Mass, but she's out in the street, come o't what like, and the auld Glover will be as mad as if I could withhold her, will she nill she, flyte she fling she.

This is a brave morning for an Ash Wednesday! What's to be done?
If I were to seek my master among the multitude, I were like to be crushed beneath their feet, and little moan made for the old woman.

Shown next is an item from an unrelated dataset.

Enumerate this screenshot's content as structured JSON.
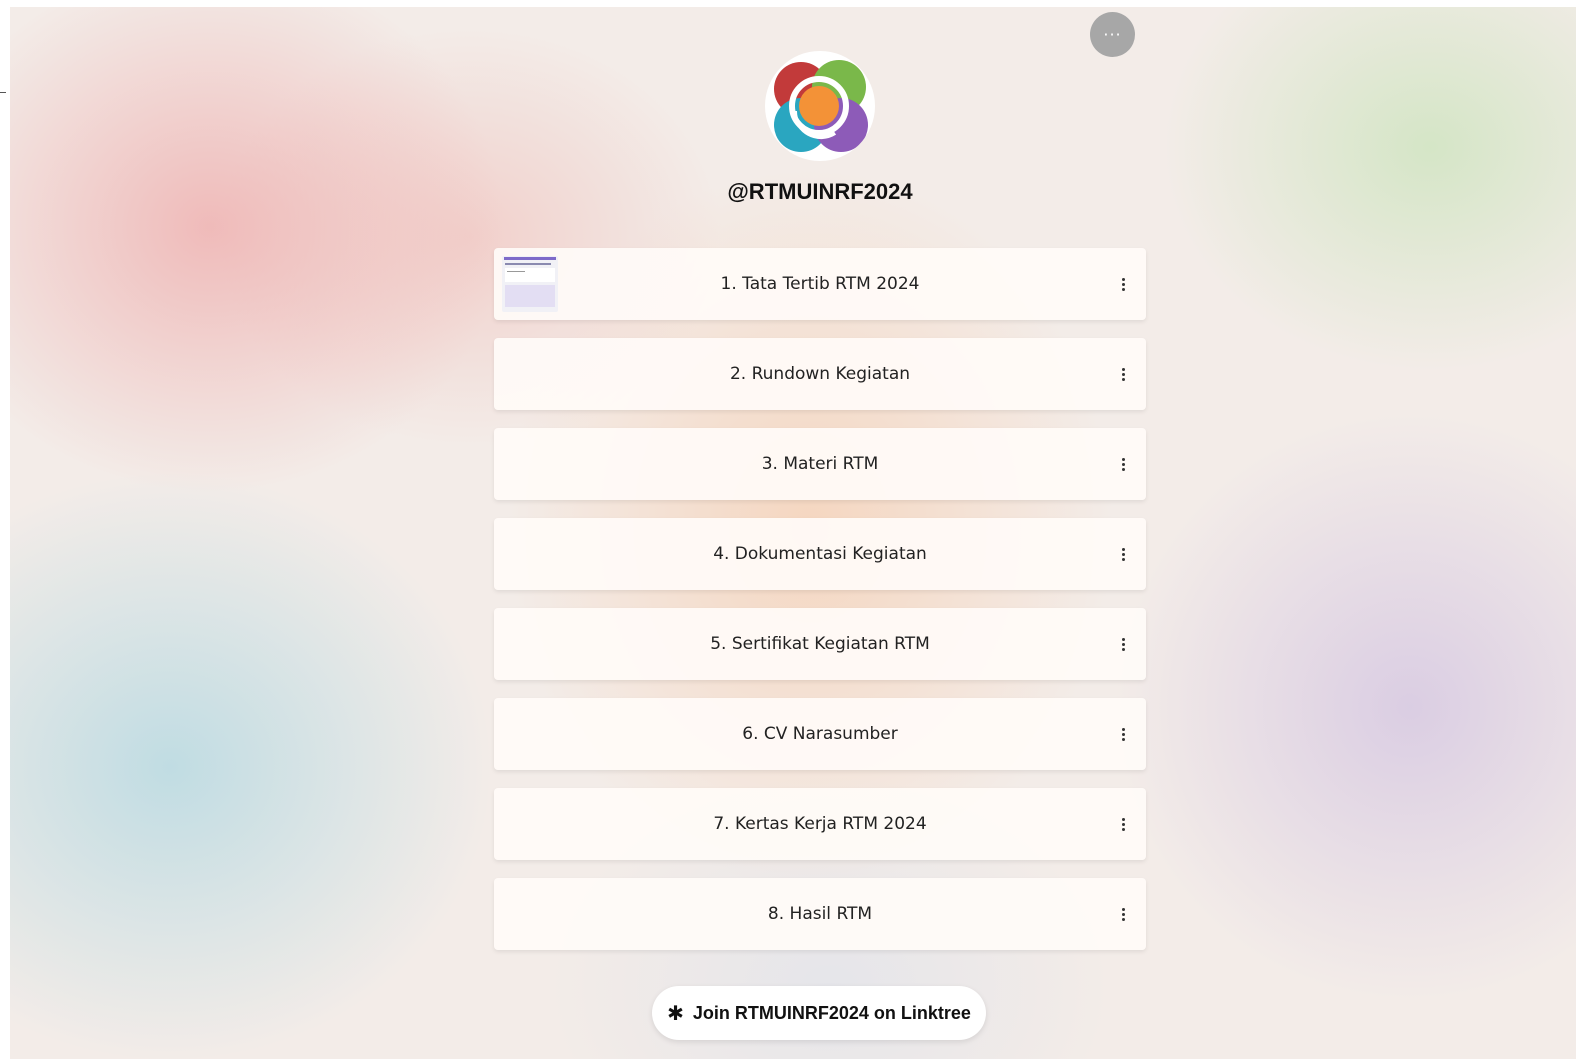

And am I to run after Catharine, who ere this is out of sight, and far lighter of foot than I am?
so I will just down the gate to Nicol Barber's, and tell him a' about it." While the trusty Dorothy was putting her prudent resolve into execution, Catharine ran through the streets of Perth in a manner which at another moment would have brought on her the attention of every one who saw her hurrying on with a reckless impetuosity wildly and widely different from the ordinary decency and composure of her step and manner, and without the plaid, scarf, or mantle which "women of good," of fair character and decent rank, universally carried around them, when they went abroad.
But, distracted as the people were, every one inquiring or telling the cause of the tumult, and most recounting it different ways, the negligence of her dress and discomposure of her manner made no impression on any one; and she was suffered to press forward on the path she had chosen without attracting more notice than the other females who, stirred by anxious curiosity or fear, had come out to inquire the cause of an alarm so general--it might be to seek for friends for whose safety they were interested.
As Catharine passed along, she felt all the wild influence of the agitating scene, and it was with difficulty she forbore from repeating the cries of lamentation and alarm which were echoed around her.

In the mean time, she rushed rapidly on, embarrassed like one in a dream, with a strange sense of dreadful calamity, the precise nature of which she was unable to define, but which implied the terrible consciousness that the man who loved her so fondly, whose good qualities she so highly esteemed, and whom she now felt to be dearer than perhaps she would before have acknowledged to her own bosom, was murdered, and most probably by her means.